February 28

Sally Jenkins’s Feb. 8 front-page column, “A heart-seizing place of deep complexities,” on the startling gaps between the Sochi Olympics and Russia’s underserved population, made a number of good points that were echoed in news coverage of the Games.

But now that the dust has settled (or, more aptly, that the snow has melted) with little more than a few hiccups, I respectfully suggest that a bit of honest U.S. self-assessment might temper some of Jenkins’s observations. She noted that a young Muscovite entreated her to “open your heart and your eyes and ears” on the 27-hour train ride from Moscow to Sochi to see “dilapidated cottages, corrugated tin roofs and . . . husks of old trains” as evidence of the “grim and the gorgeous coexist[ing] side by side.” Factual, I’m sure, but when was the last time Jenkins was on Amtrak? Try a 27-minute trip right here, from Washington to Baltimore; you’ll see more than our fair share of ramshackle housing and industrial waste, with a good measure of trash and graffiti to boot. Contrast, big time.
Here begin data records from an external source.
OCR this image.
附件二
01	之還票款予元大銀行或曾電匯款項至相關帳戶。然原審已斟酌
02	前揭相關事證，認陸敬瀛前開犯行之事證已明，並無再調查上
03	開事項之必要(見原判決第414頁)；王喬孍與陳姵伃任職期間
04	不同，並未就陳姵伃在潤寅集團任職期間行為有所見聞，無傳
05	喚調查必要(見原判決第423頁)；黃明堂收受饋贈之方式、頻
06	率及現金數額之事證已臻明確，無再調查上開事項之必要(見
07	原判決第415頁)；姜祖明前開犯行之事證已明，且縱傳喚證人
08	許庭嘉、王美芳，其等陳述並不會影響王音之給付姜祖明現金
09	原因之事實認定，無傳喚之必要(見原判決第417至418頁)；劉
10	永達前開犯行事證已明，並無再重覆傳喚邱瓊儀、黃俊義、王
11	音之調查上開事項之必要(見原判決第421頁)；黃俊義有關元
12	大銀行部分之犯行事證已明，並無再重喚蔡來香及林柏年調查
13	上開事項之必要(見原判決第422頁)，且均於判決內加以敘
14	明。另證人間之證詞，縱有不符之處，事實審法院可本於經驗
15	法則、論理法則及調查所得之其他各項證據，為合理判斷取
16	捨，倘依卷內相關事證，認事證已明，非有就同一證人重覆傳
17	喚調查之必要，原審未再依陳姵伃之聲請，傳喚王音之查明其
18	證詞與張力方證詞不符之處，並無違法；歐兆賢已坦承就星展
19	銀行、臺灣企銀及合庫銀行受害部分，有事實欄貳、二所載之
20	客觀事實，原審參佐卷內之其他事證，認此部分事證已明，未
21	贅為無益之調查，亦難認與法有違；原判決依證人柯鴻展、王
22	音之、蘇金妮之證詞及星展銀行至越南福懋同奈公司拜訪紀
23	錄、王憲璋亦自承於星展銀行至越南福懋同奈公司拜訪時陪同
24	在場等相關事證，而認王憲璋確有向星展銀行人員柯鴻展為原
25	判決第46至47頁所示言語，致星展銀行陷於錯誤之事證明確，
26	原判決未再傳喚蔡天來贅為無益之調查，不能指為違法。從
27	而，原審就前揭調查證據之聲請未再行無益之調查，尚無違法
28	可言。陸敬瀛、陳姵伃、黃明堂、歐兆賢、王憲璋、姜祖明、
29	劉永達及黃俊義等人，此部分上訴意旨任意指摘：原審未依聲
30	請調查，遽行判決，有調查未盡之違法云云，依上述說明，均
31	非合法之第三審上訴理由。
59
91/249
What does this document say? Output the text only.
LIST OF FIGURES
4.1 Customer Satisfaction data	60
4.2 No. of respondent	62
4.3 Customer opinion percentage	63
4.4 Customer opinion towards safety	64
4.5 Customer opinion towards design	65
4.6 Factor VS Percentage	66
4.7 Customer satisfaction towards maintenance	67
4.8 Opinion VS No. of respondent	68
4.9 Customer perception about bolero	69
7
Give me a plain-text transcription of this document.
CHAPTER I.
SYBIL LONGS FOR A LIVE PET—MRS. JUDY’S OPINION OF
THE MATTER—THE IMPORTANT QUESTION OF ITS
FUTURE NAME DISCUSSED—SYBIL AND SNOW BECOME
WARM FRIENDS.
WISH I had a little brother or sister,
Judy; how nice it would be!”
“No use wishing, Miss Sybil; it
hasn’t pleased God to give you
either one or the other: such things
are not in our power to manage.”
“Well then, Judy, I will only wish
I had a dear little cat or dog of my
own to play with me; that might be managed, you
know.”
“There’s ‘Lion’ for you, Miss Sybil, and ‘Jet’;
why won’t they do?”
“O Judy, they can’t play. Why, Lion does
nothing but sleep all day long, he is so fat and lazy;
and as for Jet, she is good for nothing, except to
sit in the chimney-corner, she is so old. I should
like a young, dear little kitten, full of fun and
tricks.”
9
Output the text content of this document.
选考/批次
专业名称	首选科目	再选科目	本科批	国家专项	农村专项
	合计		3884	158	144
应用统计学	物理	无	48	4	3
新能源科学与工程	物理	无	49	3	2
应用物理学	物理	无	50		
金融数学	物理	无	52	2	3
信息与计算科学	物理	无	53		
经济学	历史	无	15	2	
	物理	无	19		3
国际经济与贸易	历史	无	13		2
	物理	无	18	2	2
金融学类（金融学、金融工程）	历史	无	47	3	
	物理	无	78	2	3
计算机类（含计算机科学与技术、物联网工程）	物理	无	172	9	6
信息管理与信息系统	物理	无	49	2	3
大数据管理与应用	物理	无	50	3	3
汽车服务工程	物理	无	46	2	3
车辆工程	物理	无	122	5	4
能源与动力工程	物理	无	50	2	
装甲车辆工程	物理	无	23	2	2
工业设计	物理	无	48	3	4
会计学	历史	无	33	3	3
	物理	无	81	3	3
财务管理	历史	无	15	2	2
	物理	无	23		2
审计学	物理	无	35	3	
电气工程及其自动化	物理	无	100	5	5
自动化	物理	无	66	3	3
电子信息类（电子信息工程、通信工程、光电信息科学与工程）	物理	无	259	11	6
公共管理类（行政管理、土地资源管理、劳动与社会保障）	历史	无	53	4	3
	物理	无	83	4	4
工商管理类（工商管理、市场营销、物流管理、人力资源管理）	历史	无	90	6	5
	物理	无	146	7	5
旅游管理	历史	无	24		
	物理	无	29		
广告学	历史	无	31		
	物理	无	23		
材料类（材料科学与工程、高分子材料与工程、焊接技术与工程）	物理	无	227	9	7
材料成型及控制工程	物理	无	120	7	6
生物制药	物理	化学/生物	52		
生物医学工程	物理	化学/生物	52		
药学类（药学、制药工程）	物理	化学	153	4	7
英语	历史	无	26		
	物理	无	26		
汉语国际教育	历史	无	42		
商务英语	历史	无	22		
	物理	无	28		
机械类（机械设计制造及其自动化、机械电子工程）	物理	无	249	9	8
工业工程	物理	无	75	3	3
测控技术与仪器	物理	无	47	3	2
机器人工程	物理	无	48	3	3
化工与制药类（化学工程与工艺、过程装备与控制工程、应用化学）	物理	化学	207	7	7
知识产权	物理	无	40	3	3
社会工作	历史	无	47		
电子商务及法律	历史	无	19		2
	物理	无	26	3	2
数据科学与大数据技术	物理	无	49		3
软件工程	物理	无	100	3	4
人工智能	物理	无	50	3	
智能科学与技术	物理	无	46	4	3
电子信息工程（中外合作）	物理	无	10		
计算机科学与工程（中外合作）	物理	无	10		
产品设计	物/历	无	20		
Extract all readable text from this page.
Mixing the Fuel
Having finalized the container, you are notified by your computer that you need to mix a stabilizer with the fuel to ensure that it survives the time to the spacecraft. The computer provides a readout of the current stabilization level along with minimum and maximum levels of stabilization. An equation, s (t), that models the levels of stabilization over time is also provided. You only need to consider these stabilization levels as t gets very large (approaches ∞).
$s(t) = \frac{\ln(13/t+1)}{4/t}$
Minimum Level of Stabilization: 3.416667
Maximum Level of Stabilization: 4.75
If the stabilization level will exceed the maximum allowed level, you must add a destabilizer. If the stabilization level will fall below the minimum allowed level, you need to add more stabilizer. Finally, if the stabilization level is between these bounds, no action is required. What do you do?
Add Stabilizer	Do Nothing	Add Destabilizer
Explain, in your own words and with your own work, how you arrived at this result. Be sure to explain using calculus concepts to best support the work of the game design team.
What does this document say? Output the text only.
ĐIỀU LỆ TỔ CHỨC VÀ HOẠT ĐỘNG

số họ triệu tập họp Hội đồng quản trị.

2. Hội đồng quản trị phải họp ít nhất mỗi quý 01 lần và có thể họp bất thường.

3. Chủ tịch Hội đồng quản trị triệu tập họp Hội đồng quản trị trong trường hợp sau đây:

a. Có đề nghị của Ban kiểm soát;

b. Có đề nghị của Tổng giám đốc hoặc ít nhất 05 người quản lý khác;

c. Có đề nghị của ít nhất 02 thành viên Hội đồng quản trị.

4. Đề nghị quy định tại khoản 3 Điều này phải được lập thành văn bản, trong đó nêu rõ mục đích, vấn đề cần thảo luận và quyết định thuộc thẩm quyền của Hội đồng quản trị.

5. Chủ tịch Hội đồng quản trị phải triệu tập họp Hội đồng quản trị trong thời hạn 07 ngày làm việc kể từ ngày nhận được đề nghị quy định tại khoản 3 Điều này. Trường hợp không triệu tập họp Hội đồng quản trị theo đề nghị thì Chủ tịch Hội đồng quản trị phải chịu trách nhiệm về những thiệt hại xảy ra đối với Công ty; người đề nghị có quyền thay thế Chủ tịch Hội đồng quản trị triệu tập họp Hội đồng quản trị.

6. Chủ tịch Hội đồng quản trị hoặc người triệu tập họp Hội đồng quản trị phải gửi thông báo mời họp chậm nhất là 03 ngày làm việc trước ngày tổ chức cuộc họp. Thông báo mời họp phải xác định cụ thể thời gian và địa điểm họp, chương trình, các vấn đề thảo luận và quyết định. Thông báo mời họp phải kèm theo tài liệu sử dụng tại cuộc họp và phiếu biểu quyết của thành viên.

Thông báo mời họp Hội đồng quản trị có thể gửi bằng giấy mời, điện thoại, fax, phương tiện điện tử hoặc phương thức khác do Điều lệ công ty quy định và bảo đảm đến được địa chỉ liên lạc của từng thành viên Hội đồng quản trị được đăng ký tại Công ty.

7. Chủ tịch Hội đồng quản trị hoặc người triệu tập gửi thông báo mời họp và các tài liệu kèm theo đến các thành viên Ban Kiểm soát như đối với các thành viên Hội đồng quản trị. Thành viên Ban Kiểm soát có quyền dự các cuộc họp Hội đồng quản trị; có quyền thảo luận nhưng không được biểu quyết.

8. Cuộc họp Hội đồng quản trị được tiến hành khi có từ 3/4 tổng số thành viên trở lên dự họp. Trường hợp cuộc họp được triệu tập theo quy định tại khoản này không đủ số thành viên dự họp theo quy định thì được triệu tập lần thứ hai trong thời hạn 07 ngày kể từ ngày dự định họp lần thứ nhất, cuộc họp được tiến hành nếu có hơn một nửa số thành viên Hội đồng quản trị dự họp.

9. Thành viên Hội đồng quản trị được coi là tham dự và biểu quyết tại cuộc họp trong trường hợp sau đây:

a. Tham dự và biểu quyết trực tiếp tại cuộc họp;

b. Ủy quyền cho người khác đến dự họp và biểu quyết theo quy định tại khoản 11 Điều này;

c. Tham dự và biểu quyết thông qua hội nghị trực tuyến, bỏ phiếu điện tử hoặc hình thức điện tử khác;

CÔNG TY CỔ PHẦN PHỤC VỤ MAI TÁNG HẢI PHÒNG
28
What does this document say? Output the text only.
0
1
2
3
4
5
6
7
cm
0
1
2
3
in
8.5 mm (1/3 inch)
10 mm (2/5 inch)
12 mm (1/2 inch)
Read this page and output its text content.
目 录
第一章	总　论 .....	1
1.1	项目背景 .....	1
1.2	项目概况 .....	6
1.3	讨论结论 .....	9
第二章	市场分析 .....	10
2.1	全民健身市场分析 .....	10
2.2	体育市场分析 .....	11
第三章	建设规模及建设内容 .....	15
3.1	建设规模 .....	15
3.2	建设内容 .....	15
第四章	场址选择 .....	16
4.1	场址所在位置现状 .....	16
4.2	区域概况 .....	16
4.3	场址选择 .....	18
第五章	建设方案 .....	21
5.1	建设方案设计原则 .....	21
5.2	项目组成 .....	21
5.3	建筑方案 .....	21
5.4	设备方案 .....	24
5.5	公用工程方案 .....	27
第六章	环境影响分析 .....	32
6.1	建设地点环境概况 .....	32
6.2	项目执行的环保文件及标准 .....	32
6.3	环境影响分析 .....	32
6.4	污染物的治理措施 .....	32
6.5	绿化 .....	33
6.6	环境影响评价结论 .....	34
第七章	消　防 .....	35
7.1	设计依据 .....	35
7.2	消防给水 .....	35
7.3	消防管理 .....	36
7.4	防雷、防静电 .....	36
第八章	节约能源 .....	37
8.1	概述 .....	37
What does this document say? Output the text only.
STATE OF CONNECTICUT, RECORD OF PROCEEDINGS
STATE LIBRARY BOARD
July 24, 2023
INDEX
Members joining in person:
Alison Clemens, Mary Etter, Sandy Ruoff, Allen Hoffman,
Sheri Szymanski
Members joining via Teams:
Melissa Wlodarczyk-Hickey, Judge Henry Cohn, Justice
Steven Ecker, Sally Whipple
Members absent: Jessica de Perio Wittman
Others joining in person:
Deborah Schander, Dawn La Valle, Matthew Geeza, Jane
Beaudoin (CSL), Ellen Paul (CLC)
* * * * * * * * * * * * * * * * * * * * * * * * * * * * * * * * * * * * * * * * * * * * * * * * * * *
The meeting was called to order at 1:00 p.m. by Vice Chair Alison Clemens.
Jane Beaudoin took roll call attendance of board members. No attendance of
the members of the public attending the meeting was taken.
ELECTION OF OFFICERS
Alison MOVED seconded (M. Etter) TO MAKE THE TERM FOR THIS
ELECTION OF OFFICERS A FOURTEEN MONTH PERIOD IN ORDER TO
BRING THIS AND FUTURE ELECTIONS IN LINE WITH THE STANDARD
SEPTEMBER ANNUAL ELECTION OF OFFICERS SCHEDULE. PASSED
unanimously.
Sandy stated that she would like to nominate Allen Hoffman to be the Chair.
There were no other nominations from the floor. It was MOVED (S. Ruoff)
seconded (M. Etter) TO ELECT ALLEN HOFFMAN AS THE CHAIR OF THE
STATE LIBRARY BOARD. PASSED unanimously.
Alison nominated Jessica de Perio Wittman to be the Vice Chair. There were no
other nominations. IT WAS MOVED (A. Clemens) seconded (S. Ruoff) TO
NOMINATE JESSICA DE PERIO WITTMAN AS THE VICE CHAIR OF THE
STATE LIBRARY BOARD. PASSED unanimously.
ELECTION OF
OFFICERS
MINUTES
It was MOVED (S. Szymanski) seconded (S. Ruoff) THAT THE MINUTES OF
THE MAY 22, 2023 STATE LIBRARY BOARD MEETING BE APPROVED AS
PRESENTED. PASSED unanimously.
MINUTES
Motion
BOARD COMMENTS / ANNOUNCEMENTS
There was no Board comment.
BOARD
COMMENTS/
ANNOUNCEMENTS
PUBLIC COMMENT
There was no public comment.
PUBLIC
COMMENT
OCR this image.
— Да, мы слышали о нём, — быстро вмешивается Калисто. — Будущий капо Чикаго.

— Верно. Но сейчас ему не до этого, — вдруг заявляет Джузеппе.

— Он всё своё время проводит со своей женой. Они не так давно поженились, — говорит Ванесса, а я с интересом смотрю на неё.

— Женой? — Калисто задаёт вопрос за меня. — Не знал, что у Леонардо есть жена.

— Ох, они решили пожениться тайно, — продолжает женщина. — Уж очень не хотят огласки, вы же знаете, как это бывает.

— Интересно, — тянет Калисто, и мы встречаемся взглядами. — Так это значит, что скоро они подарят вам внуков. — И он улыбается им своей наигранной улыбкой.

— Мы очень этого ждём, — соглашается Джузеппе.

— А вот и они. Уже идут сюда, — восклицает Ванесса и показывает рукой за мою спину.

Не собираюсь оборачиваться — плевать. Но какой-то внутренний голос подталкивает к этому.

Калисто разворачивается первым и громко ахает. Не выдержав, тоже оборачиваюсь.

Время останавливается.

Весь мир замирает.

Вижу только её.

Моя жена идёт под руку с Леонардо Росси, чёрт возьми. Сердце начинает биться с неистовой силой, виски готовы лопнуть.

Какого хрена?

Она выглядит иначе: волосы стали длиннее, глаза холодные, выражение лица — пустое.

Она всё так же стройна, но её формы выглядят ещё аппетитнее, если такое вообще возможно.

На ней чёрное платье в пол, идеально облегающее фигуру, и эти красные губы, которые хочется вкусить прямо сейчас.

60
A valid critique, but balanced reporting with open eyes also means looking in the mirror.

Thomas C. Gaspard, Potomac

Gracie Gold reflected the best in U.S. ladies figure skating at the Winter Olympics. She helped the U.S. team secure a bronze medal with her long program. She finished fourth in the individual competition, the top U.S. performer. She reflected the true Olympic spirit.

So I was surprised and dismayed to see a picture of her falling to the ice in a large photo illustrating Sally Jenkins’s Feb. 21 Sports column, “Whether Sotnikova deserved win is difficult to judge,” with a caption “Gracie Gold falls while competing.” Gold deserved better.

Janice L. Biennas,

Williamsburg

I usually enjoy the weekly dose of schadenfreude served up by Chris Cillizza’s Worst Week in Washington [Outlook]. But Cillizza’s Feb. 23 installment, on Alexander Ovechkin, crossed a line.

Yes, the Olympics did not go well for the Russian hockey team, and Ovechkin is certainly implicated in that, but his father’s heart surgery is a family matter of deep personal concern.

Given that context, “Congrats, or something” was just plain wrong. For going from clever to clueless, I would say Cillizza had the worst week in Washington. 

Tom Barrett, Alexandria

In the midst of The Post’s otherwise excellent article about Mikaela Shiffrin’s gold-medal-winning slalom run [“Keeping her cool,” Sports, Feb. 22], I was dismayed to read that she competed with “a cold contracted during the misery of Tuesday’s giant slalom, which was contested in snow and rain.”

This statement promotes a persistent myth that getting cold and wet will give someone a cold, which is not true. A cold is an infection caused by a virus, not by weather. People who want to avoid catching a cold can go skiing in the rain with abandon as long as they practice good hand hygiene and stay away from infected people who are coughing and sneezing.